En la cocina, Lauro oía todo con leve sonrisa en los labios. No se entrometía. La presencia de Rodrigo al lado de la hija la dejaba inquieta, por miedo, y sí porque aquel hombre misterioso Verde, parecía cada vez más hacer parte de su rutina, de su mundo.
El aroma del frijol invadió el ambiente, mezclándose al olor de tinta y papel. Laura sirvió los platos con arroz, frijol y estofado de carne con patatas y zanahorias. Se sentaron los tres a la mesa improvisada. Ella notó con sorpresa, que era bueno tener una persona más para comer y por la primera vez sintió falta de tener una familia completa.
Zuleide pasó más tarde para saber con Duda estaba, pero encontró a la pequeña anidada en los brazos de Rodrigo. Laura, cansada, pero con una leve sonrisa, señaló para que entrase.
—Ella comió bien, pero se durmió luego en seguida.
—Tiene que hacer unos exámenes en esa niña, ella anda bien dormilona.

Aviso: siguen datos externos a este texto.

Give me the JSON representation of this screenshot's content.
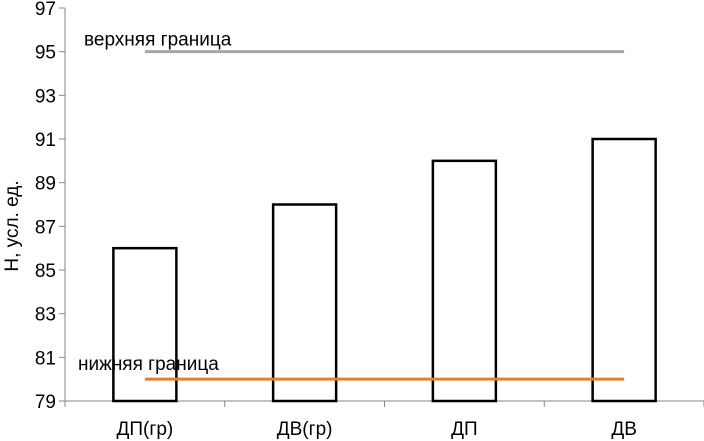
{
  "chart_data": {
    "type": "bar",
    "categories": [
      "ДП(гр)",
      "ДВ(гр)",
      "ДП",
      "ДВ"
    ],
    "values": [
      86,
      88,
      90,
      91
    ],
    "ylabel": "Н, усл. ед.",
    "xlabel": "",
    "ylim": [
      79,
      97
    ],
    "yticks": [
      79,
      81,
      83,
      85,
      87,
      89,
      91,
      93,
      95,
      97
    ],
    "grid": false,
    "bar_fill": "#ffffff",
    "bar_stroke": "#000000",
    "reference_lines": [
      {
        "label": "верхняя граница",
        "value": 95,
        "color": "#a6a6a6"
      },
      {
        "label": "нижняя граница",
        "value": 80,
        "color": "#e0812f"
      }
    ]
  }
}
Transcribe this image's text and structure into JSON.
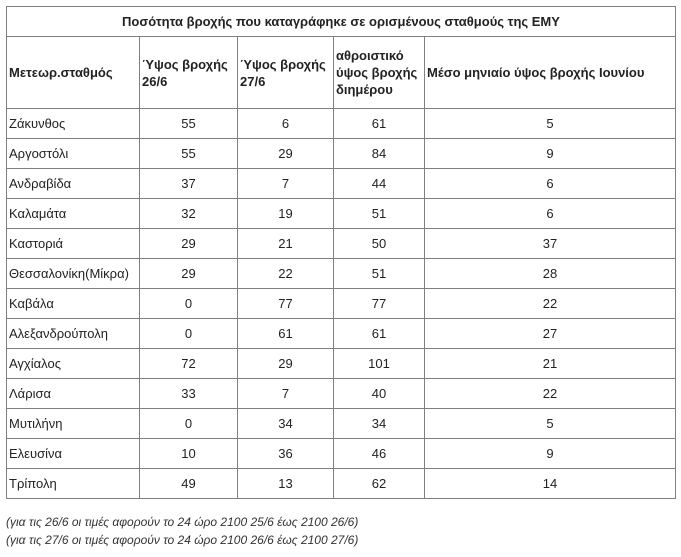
{
  "title": "Ποσότητα βροχής που καταγράφηκε σε ορισμένους σταθμούς της ΕΜΥ",
  "headers": {
    "station": "Μετεωρ.σταθμός",
    "h2_line1": "Ύψος βροχής",
    "h2_line2": "26/6",
    "h3_line1": "Ύψος βροχής",
    "h3_line2": "27/6",
    "h4_line1": "αθροιστικό",
    "h4_line2": "ύψος βροχής",
    "h4_line3": "διημέρου",
    "h5": "Μέσο μηνιαίο ύψος βροχής Ιουνίου"
  },
  "rows": [
    {
      "station": "Ζάκυνθος",
      "d26": "55",
      "d27": "6",
      "total": "61",
      "june_avg": "5"
    },
    {
      "station": "Αργοστόλι",
      "d26": "55",
      "d27": "29",
      "total": "84",
      "june_avg": "9"
    },
    {
      "station": "Ανδραβίδα",
      "d26": "37",
      "d27": "7",
      "total": "44",
      "june_avg": "6"
    },
    {
      "station": "Καλαμάτα",
      "d26": "32",
      "d27": "19",
      "total": "51",
      "june_avg": "6"
    },
    {
      "station": "Καστοριά",
      "d26": "29",
      "d27": "21",
      "total": "50",
      "june_avg": "37"
    },
    {
      "station": "Θεσσαλονίκη(Μίκρα)",
      "d26": "29",
      "d27": "22",
      "total": "51",
      "june_avg": "28"
    },
    {
      "station": "Καβάλα",
      "d26": "0",
      "d27": "77",
      "total": "77",
      "june_avg": "22"
    },
    {
      "station": "Αλεξανδρούπολη",
      "d26": "0",
      "d27": "61",
      "total": "61",
      "june_avg": "27"
    },
    {
      "station": "Αγχίαλος",
      "d26": "72",
      "d27": "29",
      "total": "101",
      "june_avg": "21"
    },
    {
      "station": "Λάρισα",
      "d26": "33",
      "d27": "7",
      "total": "40",
      "june_avg": "22"
    },
    {
      "station": "Μυτιλήνη",
      "d26": "0",
      "d27": "34",
      "total": "34",
      "june_avg": "5"
    },
    {
      "station": "Ελευσίνα",
      "d26": "10",
      "d27": "36",
      "total": "46",
      "june_avg": "9"
    },
    {
      "station": "Τρίπολη",
      "d26": "49",
      "d27": "13",
      "total": "62",
      "june_avg": "14"
    }
  ],
  "notes": [
    "(για τις 26/6 οι τιμές αφορούν το 24 ώρο 2100 25/6 έως 2100 26/6)",
    "(για τις 27/6 οι τιμές αφορούν το 24 ώρο 2100 26/6 έως 2100 27/6)"
  ]
}
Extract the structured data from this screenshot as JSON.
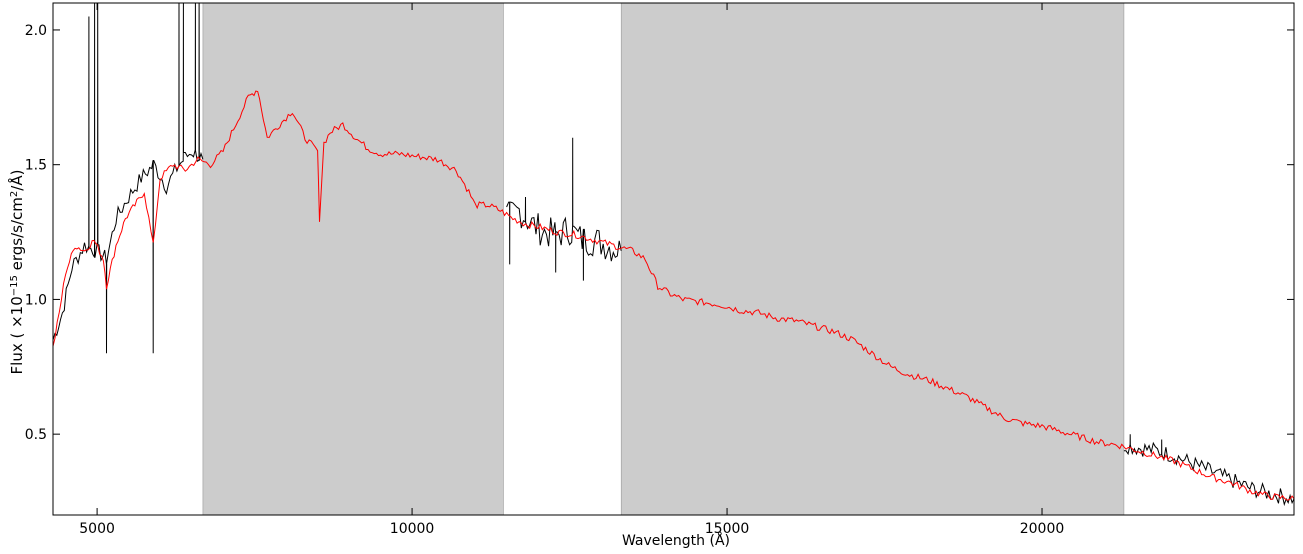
{
  "chart_data": {
    "type": "line",
    "title": "",
    "xlabel": "Wavelength (Å)",
    "ylabel_html": "Flux ( ×10<tspan baseline-shift='super' font-size='10'>−15</tspan> ergs/s/cm<tspan baseline-shift='super' font-size='10'>2</tspan>/Å)",
    "xlim": [
      4300,
      24000
    ],
    "ylim": [
      0.2,
      2.1
    ],
    "xticks": [
      5000,
      10000,
      15000,
      20000
    ],
    "yticks": [
      0.5,
      1.0,
      1.5,
      2.0
    ],
    "xtick_labels": [
      "5000",
      "10000",
      "15000",
      "20000"
    ],
    "ytick_labels": [
      "0.5",
      "1.0",
      "1.5",
      "2.0"
    ],
    "grid": false,
    "shaded_regions": [
      {
        "x0": 6680,
        "x1": 11450,
        "color": "#cccccc"
      },
      {
        "x0": 13320,
        "x1": 21300,
        "color": "#cccccc"
      }
    ],
    "series": [
      {
        "color": "#000000",
        "segments": [
          {
            "x": [
              4300,
              4450,
              4600,
              4800,
              5000,
              5150,
              5300,
              5500,
              5700,
              5900,
              6100,
              6300,
              6500,
              6680
            ],
            "y": [
              0.85,
              0.95,
              1.12,
              1.2,
              1.18,
              1.15,
              1.3,
              1.38,
              1.45,
              1.5,
              1.42,
              1.5,
              1.55,
              1.52
            ],
            "spikes": [
              {
                "x": 4870,
                "y": 2.05
              },
              {
                "x": 4960,
                "y": 2.1
              },
              {
                "x": 5010,
                "y": 2.1
              },
              {
                "x": 5150,
                "y": 0.8
              },
              {
                "x": 5890,
                "y": 0.8
              },
              {
                "x": 6300,
                "y": 2.1
              },
              {
                "x": 6370,
                "y": 2.1
              },
              {
                "x": 6560,
                "y": 2.1
              },
              {
                "x": 6620,
                "y": 2.1
              }
            ]
          },
          {
            "x": [
              11500,
              11700,
              11900,
              12100,
              12300,
              12500,
              12700,
              12900,
              13100,
              13320
            ],
            "y": [
              1.3,
              1.33,
              1.28,
              1.25,
              1.24,
              1.26,
              1.22,
              1.22,
              1.2,
              1.18
            ],
            "spikes": [
              {
                "x": 11550,
                "y": 1.13
              },
              {
                "x": 11800,
                "y": 1.38
              },
              {
                "x": 12280,
                "y": 1.1
              },
              {
                "x": 12550,
                "y": 1.6
              },
              {
                "x": 12720,
                "y": 1.07
              }
            ]
          },
          {
            "x": [
              21300,
              21500,
              21800,
              22100,
              22400,
              22700,
              23000,
              23300,
              23600,
              24000
            ],
            "y": [
              0.46,
              0.45,
              0.44,
              0.42,
              0.39,
              0.36,
              0.33,
              0.3,
              0.28,
              0.26
            ],
            "spikes": [
              {
                "x": 21400,
                "y": 0.5
              },
              {
                "x": 21900,
                "y": 0.48
              }
            ]
          }
        ]
      },
      {
        "color": "#ff0000",
        "x": [
          4300,
          4400,
          4500,
          4650,
          4800,
          4950,
          5100,
          5150,
          5300,
          5450,
          5600,
          5750,
          5890,
          6000,
          6200,
          6400,
          6600,
          6800,
          7000,
          7200,
          7400,
          7550,
          7700,
          7900,
          8100,
          8300,
          8500,
          8530,
          8600,
          8700,
          8900,
          9100,
          9300,
          9500,
          9800,
          10100,
          10400,
          10700,
          10900,
          11000,
          11200,
          11400,
          11600,
          11800,
          12000,
          12300,
          12600,
          12900,
          13200,
          13500,
          13700,
          13900,
          14100,
          14300,
          14600,
          14900,
          15200,
          15500,
          15800,
          16100,
          16400,
          16700,
          17000,
          17300,
          17600,
          17900,
          18200,
          18500,
          18800,
          19100,
          19400,
          19700,
          20000,
          20300,
          20600,
          20900,
          21200,
          21500,
          21800,
          22100,
          22400,
          22700,
          23000,
          23300,
          23600,
          24000
        ],
        "y": [
          0.82,
          0.95,
          1.1,
          1.2,
          1.18,
          1.22,
          1.15,
          1.05,
          1.2,
          1.3,
          1.35,
          1.4,
          1.2,
          1.45,
          1.5,
          1.48,
          1.52,
          1.5,
          1.55,
          1.65,
          1.75,
          1.78,
          1.6,
          1.65,
          1.7,
          1.6,
          1.55,
          1.3,
          1.58,
          1.62,
          1.65,
          1.6,
          1.56,
          1.54,
          1.54,
          1.53,
          1.52,
          1.48,
          1.4,
          1.35,
          1.35,
          1.33,
          1.3,
          1.28,
          1.27,
          1.25,
          1.24,
          1.22,
          1.2,
          1.18,
          1.15,
          1.05,
          1.02,
          1.0,
          0.99,
          0.98,
          0.96,
          0.95,
          0.93,
          0.92,
          0.9,
          0.88,
          0.85,
          0.8,
          0.75,
          0.72,
          0.7,
          0.67,
          0.64,
          0.6,
          0.56,
          0.54,
          0.53,
          0.51,
          0.49,
          0.47,
          0.46,
          0.44,
          0.42,
          0.4,
          0.37,
          0.34,
          0.32,
          0.29,
          0.27,
          0.26
        ]
      }
    ]
  }
}
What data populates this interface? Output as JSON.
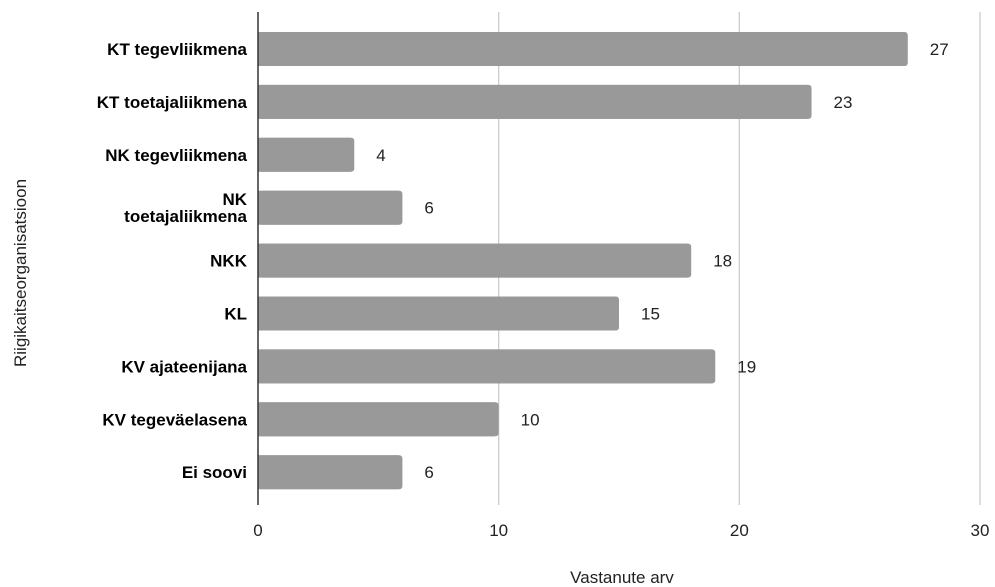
{
  "chart_data": {
    "type": "bar",
    "orientation": "horizontal",
    "categories": [
      "KT tegevliikmena",
      "KT toetajaliikmena",
      "NK tegevliikmena",
      "NK toetajaliikmena",
      "NKK",
      "KL",
      "KV ajateenijana",
      "KV tegeväelasena",
      "Ei soovi"
    ],
    "category_lines": [
      [
        "KT tegevliikmena"
      ],
      [
        "KT toetajaliikmena"
      ],
      [
        "NK tegevliikmena"
      ],
      [
        "NK",
        "toetajaliikmena"
      ],
      [
        "NKK"
      ],
      [
        "KL"
      ],
      [
        "KV ajateenijana"
      ],
      [
        "KV tegeväelasena"
      ],
      [
        "Ei soovi"
      ]
    ],
    "values": [
      27,
      23,
      4,
      6,
      18,
      15,
      19,
      10,
      6
    ],
    "title": "",
    "xlabel": "Vastanute arv",
    "ylabel": "Riigikaitseorganisatsioon",
    "xlim": [
      0,
      30
    ],
    "xticks": [
      0,
      10,
      20,
      30
    ],
    "grid": true,
    "bar_color": "#999999",
    "grid_color": "#cccccc",
    "axis_color": "#333333"
  }
}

Rodrigo, silencioso por veces, no conseguía evitar la sensación de que allí, en aquella simplicidad, había más calor humano que en todas las cenas de gala que frecuentó.
Y allí estaba él, encantado con la simplicidad de aquella mujer y de su hija.
Cuando la noche cayó de vez, y Laura cogió a la hija, que estaba adormecida en los brazos de Rodrigo y la llevó para la cama, Zuleide miró para el hombre a su frente y habló en un tono que apenas él pudiese oír:
—Usted no es una persona simple como quiere hacer parecer... apenas no haga a las dos sufrir. Ellas son mi razón de continuar.
La mirada de aquella señora era casi tan mortal cuanto la de un asesino.
—Laura sufrió mucho en las manos del padre de Maria Eduarda. El canalla llevó toda su herencia y la abandonó grávida. No entre en la vida de ellas si no fuera para quedarse.
Cuando Laura apareció, la señora se calló. De todos y fui para su apartamento.